부산대학교 도서관

At the LHC, experimental data from proton collisions are compared to theoretical predictions of the SM. These predictions are often evaluated using Monte Carlo simulations. In order to ensure the long term success of the LHC it is necessary to improve the theoretical accuracy and computational efficiency of these simulations. This is especially pertinent in the era of the High-Luminosity LHC, where it is important to take advantage of the improved precision of experimental data. In this thesis we present three projects that will help towards this goal, all of which focus on the computation of perturbative physics. The first of these projects is the development of a new phase space generator called SingularPhasespace. Rather than attempting to simulate nature, this generator is used to populate the singular regions of phase space in a controlled and predictable way. This will allow developers to quickly understand any unexpected behaviour in their NLO simulations and so make it easier to improve them.

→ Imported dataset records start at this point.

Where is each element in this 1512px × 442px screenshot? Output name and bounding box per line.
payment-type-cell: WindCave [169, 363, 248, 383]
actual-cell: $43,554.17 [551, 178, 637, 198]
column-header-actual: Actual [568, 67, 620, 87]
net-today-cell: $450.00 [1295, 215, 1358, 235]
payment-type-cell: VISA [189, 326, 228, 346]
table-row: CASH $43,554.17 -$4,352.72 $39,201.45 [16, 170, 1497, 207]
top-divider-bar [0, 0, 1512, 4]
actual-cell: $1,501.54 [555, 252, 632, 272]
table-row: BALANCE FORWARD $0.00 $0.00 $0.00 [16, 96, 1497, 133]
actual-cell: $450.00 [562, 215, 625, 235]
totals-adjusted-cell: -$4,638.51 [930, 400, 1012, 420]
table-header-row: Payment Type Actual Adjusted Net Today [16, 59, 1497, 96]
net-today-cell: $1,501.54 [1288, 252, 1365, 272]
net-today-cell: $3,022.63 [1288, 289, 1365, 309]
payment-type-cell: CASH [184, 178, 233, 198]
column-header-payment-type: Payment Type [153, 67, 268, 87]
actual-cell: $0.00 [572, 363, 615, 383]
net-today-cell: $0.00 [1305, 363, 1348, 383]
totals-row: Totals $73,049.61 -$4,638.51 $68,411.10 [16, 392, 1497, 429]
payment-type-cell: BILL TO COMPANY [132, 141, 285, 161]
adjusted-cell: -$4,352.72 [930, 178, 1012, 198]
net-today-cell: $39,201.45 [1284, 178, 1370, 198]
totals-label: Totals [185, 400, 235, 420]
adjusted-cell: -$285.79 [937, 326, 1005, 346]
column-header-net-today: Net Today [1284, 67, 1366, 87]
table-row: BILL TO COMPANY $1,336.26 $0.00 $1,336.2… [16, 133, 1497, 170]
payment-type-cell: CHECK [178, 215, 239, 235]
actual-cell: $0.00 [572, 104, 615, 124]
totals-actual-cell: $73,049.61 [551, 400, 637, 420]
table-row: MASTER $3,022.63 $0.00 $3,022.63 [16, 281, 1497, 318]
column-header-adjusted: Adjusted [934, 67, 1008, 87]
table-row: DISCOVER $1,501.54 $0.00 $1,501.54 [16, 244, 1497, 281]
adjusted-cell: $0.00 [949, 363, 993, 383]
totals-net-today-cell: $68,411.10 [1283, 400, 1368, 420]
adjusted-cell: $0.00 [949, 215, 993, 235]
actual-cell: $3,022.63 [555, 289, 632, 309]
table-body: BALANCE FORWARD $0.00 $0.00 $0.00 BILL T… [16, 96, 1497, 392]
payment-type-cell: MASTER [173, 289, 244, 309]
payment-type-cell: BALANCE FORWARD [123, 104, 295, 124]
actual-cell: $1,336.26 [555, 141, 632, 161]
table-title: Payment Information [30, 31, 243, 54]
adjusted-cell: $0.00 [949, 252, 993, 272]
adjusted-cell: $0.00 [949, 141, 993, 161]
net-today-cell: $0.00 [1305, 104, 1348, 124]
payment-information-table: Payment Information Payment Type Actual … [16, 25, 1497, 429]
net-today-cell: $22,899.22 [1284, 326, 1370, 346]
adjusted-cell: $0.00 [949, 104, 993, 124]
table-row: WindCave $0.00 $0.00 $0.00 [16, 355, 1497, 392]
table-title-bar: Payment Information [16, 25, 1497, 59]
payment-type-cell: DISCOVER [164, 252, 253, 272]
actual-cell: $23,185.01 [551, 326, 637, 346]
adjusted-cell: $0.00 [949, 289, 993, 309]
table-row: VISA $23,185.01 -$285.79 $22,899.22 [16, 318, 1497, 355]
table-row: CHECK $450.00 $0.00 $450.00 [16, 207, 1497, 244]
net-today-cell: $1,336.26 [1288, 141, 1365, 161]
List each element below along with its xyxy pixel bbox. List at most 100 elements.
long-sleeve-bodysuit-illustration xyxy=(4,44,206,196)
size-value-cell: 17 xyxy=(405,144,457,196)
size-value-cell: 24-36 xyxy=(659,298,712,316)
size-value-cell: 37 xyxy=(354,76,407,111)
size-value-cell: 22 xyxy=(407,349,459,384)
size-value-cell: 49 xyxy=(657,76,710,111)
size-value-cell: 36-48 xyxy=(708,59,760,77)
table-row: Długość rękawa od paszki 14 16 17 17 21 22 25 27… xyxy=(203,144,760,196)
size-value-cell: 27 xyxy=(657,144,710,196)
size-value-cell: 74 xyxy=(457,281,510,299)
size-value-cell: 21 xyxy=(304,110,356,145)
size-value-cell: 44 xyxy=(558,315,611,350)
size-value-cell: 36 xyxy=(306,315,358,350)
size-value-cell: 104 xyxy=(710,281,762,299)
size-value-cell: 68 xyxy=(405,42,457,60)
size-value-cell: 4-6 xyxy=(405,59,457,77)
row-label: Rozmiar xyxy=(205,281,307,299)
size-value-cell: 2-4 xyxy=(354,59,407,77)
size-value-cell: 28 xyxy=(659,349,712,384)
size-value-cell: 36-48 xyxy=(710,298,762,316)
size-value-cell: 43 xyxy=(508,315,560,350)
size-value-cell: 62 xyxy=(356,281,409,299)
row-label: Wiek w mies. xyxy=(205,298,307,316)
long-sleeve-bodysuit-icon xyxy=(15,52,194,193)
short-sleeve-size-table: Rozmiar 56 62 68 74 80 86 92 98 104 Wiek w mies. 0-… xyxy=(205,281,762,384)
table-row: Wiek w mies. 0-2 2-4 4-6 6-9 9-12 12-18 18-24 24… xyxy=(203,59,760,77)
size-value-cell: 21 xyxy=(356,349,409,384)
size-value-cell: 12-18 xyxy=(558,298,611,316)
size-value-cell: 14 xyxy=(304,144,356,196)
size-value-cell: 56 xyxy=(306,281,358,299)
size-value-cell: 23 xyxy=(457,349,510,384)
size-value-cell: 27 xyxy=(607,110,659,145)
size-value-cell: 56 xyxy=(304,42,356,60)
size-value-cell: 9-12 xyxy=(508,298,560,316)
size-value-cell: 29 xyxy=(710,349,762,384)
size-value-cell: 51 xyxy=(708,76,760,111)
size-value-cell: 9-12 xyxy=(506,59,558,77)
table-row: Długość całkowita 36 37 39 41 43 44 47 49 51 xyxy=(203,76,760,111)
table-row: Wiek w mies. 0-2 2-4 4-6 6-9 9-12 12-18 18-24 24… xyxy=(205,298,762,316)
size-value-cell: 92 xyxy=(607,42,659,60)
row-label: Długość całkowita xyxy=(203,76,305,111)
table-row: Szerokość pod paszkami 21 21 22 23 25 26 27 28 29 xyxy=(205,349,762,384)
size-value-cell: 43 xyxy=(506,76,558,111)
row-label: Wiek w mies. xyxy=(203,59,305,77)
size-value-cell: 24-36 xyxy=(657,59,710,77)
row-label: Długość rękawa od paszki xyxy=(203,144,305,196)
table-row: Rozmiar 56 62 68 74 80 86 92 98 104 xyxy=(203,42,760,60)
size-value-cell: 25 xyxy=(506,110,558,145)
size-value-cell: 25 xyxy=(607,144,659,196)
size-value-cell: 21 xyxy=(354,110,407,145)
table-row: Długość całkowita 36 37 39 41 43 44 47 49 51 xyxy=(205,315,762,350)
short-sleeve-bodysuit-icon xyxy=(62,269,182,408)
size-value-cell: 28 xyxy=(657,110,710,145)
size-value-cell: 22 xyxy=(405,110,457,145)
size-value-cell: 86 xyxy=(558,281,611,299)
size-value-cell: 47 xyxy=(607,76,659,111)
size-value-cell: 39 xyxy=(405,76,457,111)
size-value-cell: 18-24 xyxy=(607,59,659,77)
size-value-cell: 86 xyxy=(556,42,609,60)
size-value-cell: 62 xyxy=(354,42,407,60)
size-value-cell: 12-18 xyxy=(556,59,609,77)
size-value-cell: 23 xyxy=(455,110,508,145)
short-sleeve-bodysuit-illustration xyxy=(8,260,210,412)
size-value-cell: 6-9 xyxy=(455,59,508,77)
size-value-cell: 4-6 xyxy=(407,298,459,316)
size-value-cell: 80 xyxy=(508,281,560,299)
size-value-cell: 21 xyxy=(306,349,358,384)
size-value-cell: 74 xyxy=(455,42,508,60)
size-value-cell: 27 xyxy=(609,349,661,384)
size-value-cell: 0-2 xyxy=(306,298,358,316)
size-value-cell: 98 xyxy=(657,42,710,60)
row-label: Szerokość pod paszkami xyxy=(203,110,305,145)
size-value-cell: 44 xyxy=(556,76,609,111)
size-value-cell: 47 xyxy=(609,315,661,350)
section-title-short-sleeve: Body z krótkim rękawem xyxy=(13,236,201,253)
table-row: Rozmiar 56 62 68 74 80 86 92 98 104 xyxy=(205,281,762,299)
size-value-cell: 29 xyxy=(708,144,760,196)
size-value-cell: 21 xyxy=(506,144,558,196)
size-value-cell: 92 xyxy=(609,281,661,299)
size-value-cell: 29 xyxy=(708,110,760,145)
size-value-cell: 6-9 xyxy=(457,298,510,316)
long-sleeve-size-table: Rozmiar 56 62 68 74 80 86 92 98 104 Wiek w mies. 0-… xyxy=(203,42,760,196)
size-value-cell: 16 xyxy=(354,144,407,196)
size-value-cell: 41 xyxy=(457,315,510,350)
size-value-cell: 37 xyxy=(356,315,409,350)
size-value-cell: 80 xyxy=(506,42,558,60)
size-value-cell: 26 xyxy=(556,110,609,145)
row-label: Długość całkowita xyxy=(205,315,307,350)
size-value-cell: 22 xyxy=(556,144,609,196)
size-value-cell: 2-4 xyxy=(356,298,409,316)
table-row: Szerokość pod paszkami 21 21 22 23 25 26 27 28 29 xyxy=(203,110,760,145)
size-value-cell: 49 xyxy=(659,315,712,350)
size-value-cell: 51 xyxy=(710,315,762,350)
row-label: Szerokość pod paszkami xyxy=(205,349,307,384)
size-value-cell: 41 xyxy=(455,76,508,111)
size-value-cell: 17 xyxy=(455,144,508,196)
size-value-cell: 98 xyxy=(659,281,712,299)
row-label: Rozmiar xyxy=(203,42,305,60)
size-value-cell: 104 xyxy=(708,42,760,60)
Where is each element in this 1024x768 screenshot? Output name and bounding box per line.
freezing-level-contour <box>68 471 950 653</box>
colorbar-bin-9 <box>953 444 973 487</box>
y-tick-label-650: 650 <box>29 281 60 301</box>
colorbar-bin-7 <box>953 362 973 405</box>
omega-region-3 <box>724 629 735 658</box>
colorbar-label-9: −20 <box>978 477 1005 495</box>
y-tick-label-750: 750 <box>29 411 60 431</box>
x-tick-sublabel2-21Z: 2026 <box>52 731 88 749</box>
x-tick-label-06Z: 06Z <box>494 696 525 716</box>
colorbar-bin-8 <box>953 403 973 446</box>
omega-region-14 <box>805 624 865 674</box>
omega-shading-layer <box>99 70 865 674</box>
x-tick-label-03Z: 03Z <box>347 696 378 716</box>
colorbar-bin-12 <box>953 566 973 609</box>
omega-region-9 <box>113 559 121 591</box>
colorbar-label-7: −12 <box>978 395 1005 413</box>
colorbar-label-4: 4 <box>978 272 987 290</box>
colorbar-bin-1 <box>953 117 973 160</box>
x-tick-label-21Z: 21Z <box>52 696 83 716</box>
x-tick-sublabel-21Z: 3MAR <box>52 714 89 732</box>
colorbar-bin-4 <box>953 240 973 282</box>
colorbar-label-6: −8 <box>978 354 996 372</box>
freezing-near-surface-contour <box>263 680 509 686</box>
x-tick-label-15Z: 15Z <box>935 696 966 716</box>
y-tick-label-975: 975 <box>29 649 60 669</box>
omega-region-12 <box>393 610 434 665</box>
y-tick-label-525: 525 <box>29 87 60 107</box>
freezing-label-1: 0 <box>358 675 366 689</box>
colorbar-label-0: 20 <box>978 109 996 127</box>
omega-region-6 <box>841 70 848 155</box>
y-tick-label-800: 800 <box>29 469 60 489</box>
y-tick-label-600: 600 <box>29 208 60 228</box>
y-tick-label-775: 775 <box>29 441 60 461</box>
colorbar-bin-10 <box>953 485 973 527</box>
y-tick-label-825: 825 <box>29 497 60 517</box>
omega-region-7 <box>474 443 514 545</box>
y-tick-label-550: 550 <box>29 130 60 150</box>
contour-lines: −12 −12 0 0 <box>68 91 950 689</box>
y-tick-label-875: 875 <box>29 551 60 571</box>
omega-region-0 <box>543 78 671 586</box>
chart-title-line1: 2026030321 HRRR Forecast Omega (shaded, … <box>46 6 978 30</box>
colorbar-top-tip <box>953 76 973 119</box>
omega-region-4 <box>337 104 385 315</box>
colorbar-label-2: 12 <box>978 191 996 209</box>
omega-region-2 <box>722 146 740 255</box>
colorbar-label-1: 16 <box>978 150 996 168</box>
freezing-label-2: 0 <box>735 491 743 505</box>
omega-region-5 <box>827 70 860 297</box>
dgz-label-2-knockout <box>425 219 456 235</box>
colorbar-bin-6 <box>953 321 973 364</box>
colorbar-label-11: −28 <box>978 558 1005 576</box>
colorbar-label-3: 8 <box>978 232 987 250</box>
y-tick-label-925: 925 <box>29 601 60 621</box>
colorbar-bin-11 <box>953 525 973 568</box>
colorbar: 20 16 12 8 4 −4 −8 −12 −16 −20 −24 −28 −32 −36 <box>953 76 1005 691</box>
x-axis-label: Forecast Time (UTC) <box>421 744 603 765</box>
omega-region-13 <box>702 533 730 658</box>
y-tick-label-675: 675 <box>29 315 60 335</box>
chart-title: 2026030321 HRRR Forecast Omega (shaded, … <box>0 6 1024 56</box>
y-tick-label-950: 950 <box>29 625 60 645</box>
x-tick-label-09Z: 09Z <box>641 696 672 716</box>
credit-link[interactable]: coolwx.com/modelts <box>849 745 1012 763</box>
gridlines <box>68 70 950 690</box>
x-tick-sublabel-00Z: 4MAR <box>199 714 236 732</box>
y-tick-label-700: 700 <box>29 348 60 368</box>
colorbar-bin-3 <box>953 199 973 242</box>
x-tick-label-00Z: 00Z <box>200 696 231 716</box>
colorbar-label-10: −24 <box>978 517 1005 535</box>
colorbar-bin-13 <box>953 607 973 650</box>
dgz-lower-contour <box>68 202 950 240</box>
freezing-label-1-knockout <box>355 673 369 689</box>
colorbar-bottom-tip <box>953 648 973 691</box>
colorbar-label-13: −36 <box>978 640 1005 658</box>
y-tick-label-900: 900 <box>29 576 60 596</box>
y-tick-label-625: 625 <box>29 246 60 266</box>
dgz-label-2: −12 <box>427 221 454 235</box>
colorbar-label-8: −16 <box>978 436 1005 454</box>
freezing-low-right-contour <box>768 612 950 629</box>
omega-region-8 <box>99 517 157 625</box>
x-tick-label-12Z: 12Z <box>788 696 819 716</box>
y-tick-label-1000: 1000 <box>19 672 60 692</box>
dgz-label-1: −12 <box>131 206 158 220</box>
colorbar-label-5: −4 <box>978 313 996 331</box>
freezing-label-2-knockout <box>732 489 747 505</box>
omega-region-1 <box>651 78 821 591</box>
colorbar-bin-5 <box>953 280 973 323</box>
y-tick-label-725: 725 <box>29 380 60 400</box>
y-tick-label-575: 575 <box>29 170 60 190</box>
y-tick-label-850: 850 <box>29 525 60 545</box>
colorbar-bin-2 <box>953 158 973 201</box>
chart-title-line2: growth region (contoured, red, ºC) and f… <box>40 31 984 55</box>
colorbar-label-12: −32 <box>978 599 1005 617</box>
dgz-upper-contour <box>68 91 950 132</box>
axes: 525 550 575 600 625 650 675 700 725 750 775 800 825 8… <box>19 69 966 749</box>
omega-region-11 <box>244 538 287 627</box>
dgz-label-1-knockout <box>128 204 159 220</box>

The second project is a restructuring of the MadGraph5_aMC@NLO code, designed to improve its computational efficiency. This optimisation focussed on the evaluation of the fixed-order matrix element. We ensure that the program recycles duplicate parts of the helicity amplitude calculation instead of re-evaluating them. This results in a speed-up of a factor of ~2x for complex processes. We have dubbed this optimisation helicity recycling. The third project is a study of Higgs plus jet(s) simulations at NLO. We used Herwig's internal implementation of both subtractive and multiplicative matching methods to combine NLO fixed-order matrix elements with both the angular-ordered and dipole shower. We find good agreement between the showers but disagreement between the matching methods for certain observables. In particular we focus on the azimuthal angle between jets and Higgs pT distributions. We conclude that the multiplicative matching method is giving the more theoretically accurate description.